Но он действительно имеет значение. Тристан спит всю ночь, ни разу не проснувшись. На этот раз кошмар снится мне. Я просыпаюсь, тяжело дыша, со слезами на глазах. В моем кошмаре на нас напала стая диких зверей, и Тристан помог мне взобраться на дерево, у которого не было нижних ветвей, чтобы животные не могли на него взобраться. А потом его разорвали звери. Когда я понимаю, что он рядом со мной, невредимый, я прижимаюсь к нему и снова плачу, на этот раз от радости.

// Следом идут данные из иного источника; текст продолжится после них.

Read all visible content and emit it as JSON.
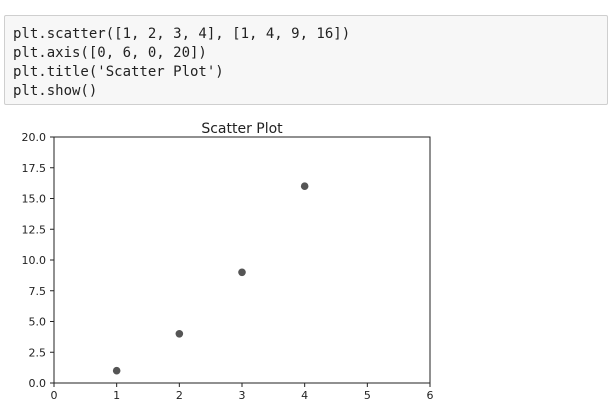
{
  "code_cell": {
    "lines": [
      "plt.scatter([1, 2, 3, 4], [1, 4, 9, 16])",
      "plt.axis([0, 6, 0, 20])",
      "plt.title('Scatter Plot')",
      "plt.show()"
    ]
  },
  "chart_data": {
    "type": "scatter",
    "title": "Scatter Plot",
    "xlabel": "",
    "ylabel": "",
    "xlim": [
      0,
      6
    ],
    "ylim": [
      0,
      20
    ],
    "xticks": [
      0,
      1,
      2,
      3,
      4,
      5,
      6
    ],
    "xtick_labels": [
      "0",
      "1",
      "2",
      "3",
      "4",
      "5",
      "6"
    ],
    "yticks": [
      0,
      2.5,
      5,
      7.5,
      10,
      12.5,
      15,
      17.5,
      20
    ],
    "ytick_labels": [
      "0.0",
      "2.5",
      "5.0",
      "7.5",
      "10.0",
      "12.5",
      "15.0",
      "17.5",
      "20.0"
    ],
    "grid": false,
    "series": [
      {
        "x": [
          1,
          2,
          3,
          4
        ],
        "y": [
          1,
          4,
          9,
          16
        ],
        "color": "#555555"
      }
    ]
  }
}
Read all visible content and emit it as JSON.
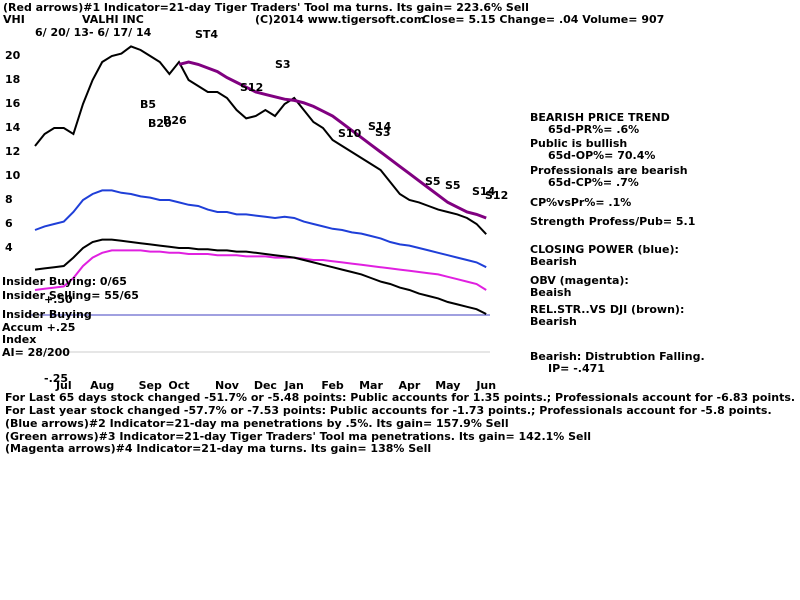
{
  "chart_data": {
    "type": "line",
    "annotations": [
      "(Red arrows)#1 Indicator=21-day Tiger Traders' Tool ma turns. Its gain= 223.6% Sell",
      "VHI",
      "VALHI INC",
      "(C)2014 www.tigersoft.com",
      "Close=   5.15  Change= .04 Volume= 907",
      "6/ 20/ 13- 6/ 17/ 14",
      "BEARISH PRICE TREND",
      "65d-PR%= .6%",
      "Public is bullish",
      "65d-OP%= 70.4%",
      "Professionals are bearish",
      "65d-CP%= .7%",
      "CP%vsPr%=  .1%",
      "Strength Profess/Pub= 5.1",
      "CLOSING POWER (blue):",
      "Bearish",
      "OBV (magenta):",
      "Beaish",
      "REL.STR..VS DJI (brown):",
      "Bearish",
      "Bearish: Distrubtion Falling.",
      "IP= -.471",
      "Insider Buying: 0/65",
      "Insider Selling= 55/65",
      "+.50",
      "Insider Buying",
      "Accum  +.25",
      "Index",
      "AI= 28/200",
      "-.25",
      "For Last 65 days stock changed -51.7% or -5.48 points:  Public accounts for  1.35 points.;  Professionals account for -6.83 points.",
      "For Last year stock changed -57.7% or -7.53 points:  Public accounts for -1.73 points.;  Professionals account for -5.8 points.",
      "(Blue arrows)#2 Indicator=21-day ma penetrations by .5%. Its gain= 157.9% Sell",
      "(Green arrows)#3 Indicator=21-day Tiger Traders' Tool ma penetrations. Its gain= 142.1% Sell",
      "(Magenta arrows)#4 Indicator=21-day ma turns. Its gain= 138% Sell",
      "ST4",
      "S3",
      "B5",
      "B20",
      "B26",
      "S12",
      "S10",
      "S14",
      "S3",
      "S5",
      "S5",
      "S14",
      "S12"
    ],
    "categories": [
      null,
      null,
      null,
      "Jul",
      null,
      null,
      null,
      "Aug",
      null,
      null,
      null,
      null,
      "Sep",
      null,
      null,
      "Oct",
      null,
      null,
      null,
      null,
      "Nov",
      null,
      null,
      null,
      "Dec",
      null,
      null,
      "Jan",
      null,
      null,
      null,
      "Feb",
      null,
      null,
      null,
      "Mar",
      null,
      null,
      null,
      "Apr",
      null,
      null,
      null,
      "May",
      null,
      null,
      null,
      "Jun"
    ],
    "ylim": [
      -7,
      23
    ],
    "yticks": [
      4,
      6,
      8,
      10,
      12,
      14,
      16,
      18,
      20
    ],
    "series": [
      {
        "color": "#000000",
        "values": [
          12.5,
          13.5,
          14,
          14,
          13.5,
          16,
          18,
          19.5,
          20,
          20.2,
          20.8,
          20.5,
          20,
          19.5,
          18.5,
          19.5,
          18,
          17.5,
          17,
          17,
          16.5,
          15.5,
          14.8,
          15,
          15.5,
          15,
          16,
          16.5,
          15.5,
          14.5,
          14,
          13,
          12.5,
          12,
          11.5,
          11,
          10.5,
          9.5,
          8.5,
          8,
          7.8,
          7.5,
          7.2,
          7,
          6.8,
          6.5,
          6,
          5.15
        ]
      },
      {
        "color": "#800080",
        "values": [
          null,
          null,
          null,
          null,
          null,
          null,
          null,
          null,
          null,
          null,
          null,
          null,
          null,
          null,
          null,
          19.3,
          19.5,
          19.3,
          19,
          18.7,
          18.2,
          17.8,
          17.4,
          17,
          16.8,
          16.6,
          16.4,
          16.3,
          16.1,
          15.8,
          15.4,
          15,
          14.4,
          13.8,
          13.2,
          12.6,
          12,
          11.4,
          10.8,
          10.2,
          9.6,
          9,
          8.4,
          7.8,
          7.4,
          7,
          6.8,
          6.5
        ]
      },
      {
        "color": "#1f3fd8",
        "values": [
          5.5,
          5.8,
          6,
          6.2,
          7,
          8,
          8.5,
          8.8,
          8.8,
          8.6,
          8.5,
          8.3,
          8.2,
          8,
          8,
          7.8,
          7.6,
          7.5,
          7.2,
          7,
          7,
          6.8,
          6.8,
          6.7,
          6.6,
          6.5,
          6.6,
          6.5,
          6.2,
          6,
          5.8,
          5.6,
          5.5,
          5.3,
          5.2,
          5,
          4.8,
          4.5,
          4.3,
          4.2,
          4,
          3.8,
          3.6,
          3.4,
          3.2,
          3,
          2.8,
          2.4
        ]
      },
      {
        "color": "#e020e0",
        "values": [
          0.5,
          0.6,
          0.7,
          0.8,
          1.5,
          2.5,
          3.2,
          3.6,
          3.8,
          3.8,
          3.8,
          3.8,
          3.7,
          3.7,
          3.6,
          3.6,
          3.5,
          3.5,
          3.5,
          3.4,
          3.4,
          3.4,
          3.3,
          3.3,
          3.3,
          3.2,
          3.2,
          3.2,
          3.1,
          3,
          3,
          2.9,
          2.8,
          2.7,
          2.6,
          2.5,
          2.4,
          2.3,
          2.2,
          2.1,
          2,
          1.9,
          1.8,
          1.6,
          1.4,
          1.2,
          1,
          0.5
        ]
      },
      {
        "color": "#000000",
        "values": [
          2.2,
          2.3,
          2.4,
          2.5,
          3.2,
          4,
          4.5,
          4.7,
          4.7,
          4.6,
          4.5,
          4.4,
          4.3,
          4.2,
          4.1,
          4,
          4,
          3.9,
          3.9,
          3.8,
          3.8,
          3.7,
          3.7,
          3.6,
          3.5,
          3.4,
          3.3,
          3.2,
          3,
          2.8,
          2.6,
          2.4,
          2.2,
          2,
          1.8,
          1.5,
          1.2,
          1,
          0.7,
          0.5,
          0.2,
          0,
          -0.2,
          -0.5,
          -0.7,
          -0.9,
          -1.1,
          -1.5
        ]
      }
    ]
  }
}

Интересно, с чего вдруг этот внезапный сон? Тристан сделал все возможное, чтобы защитить меня в последние недели.
Когда я снова погружаюсь в сон, пугающее осознание проникает в мой разум. Я думала, что связь между нами здесь в тропическом лесу, была дружбой. Но, может быть, это нечто большее. Может быть, я чувствую больше, чем думаю, к этому человеку, который не только самый сильный человек, которого я встречала, но и, кажется, более решительно настроен сохранить жизнь мне, чем себе.
Глава 19
Эйми
В следующие дни мы погружаемся в самый глубокий ад, какой только может быть, потому что каждое утро находим свежие отпечатки лап внутри забора. А затем второй набор отпечатков, такой же большой, как и первый. Тристан был прав. Это самка ягуара, по крайней мере, с одним детенышем. И детеныш уже не размером с милого котенка, а смертельно опасного размера. Днем зверей не видно, но ночью они бродят повсюду. Они опрокидывают наши запасы дров и пьют нашу воду. Тристан предлагает уйти раз или два, но никто из нас не думает, что это очень хорошая идея. Мы регулярно спускаемся с холма; уровень воды все еще очень высок. Мы продвигались бы медленными темпами, и ночью было бы трудно построить укрытие. Затем, утром, когда исполняется два месяца и две недели с тех пор, как мы разбились, отпечатки лап исчезают. С тех пор проходит еще неделя, а мы все еще ищем их каждое утро и проверяем забор на наличие дыр, но свежих дыр или отпечатков лап нет. Возможно, самка ягуара и ее детеныш (я отказываюсь думать, что детеныши во множественном числе) просто проходили мимо этого места.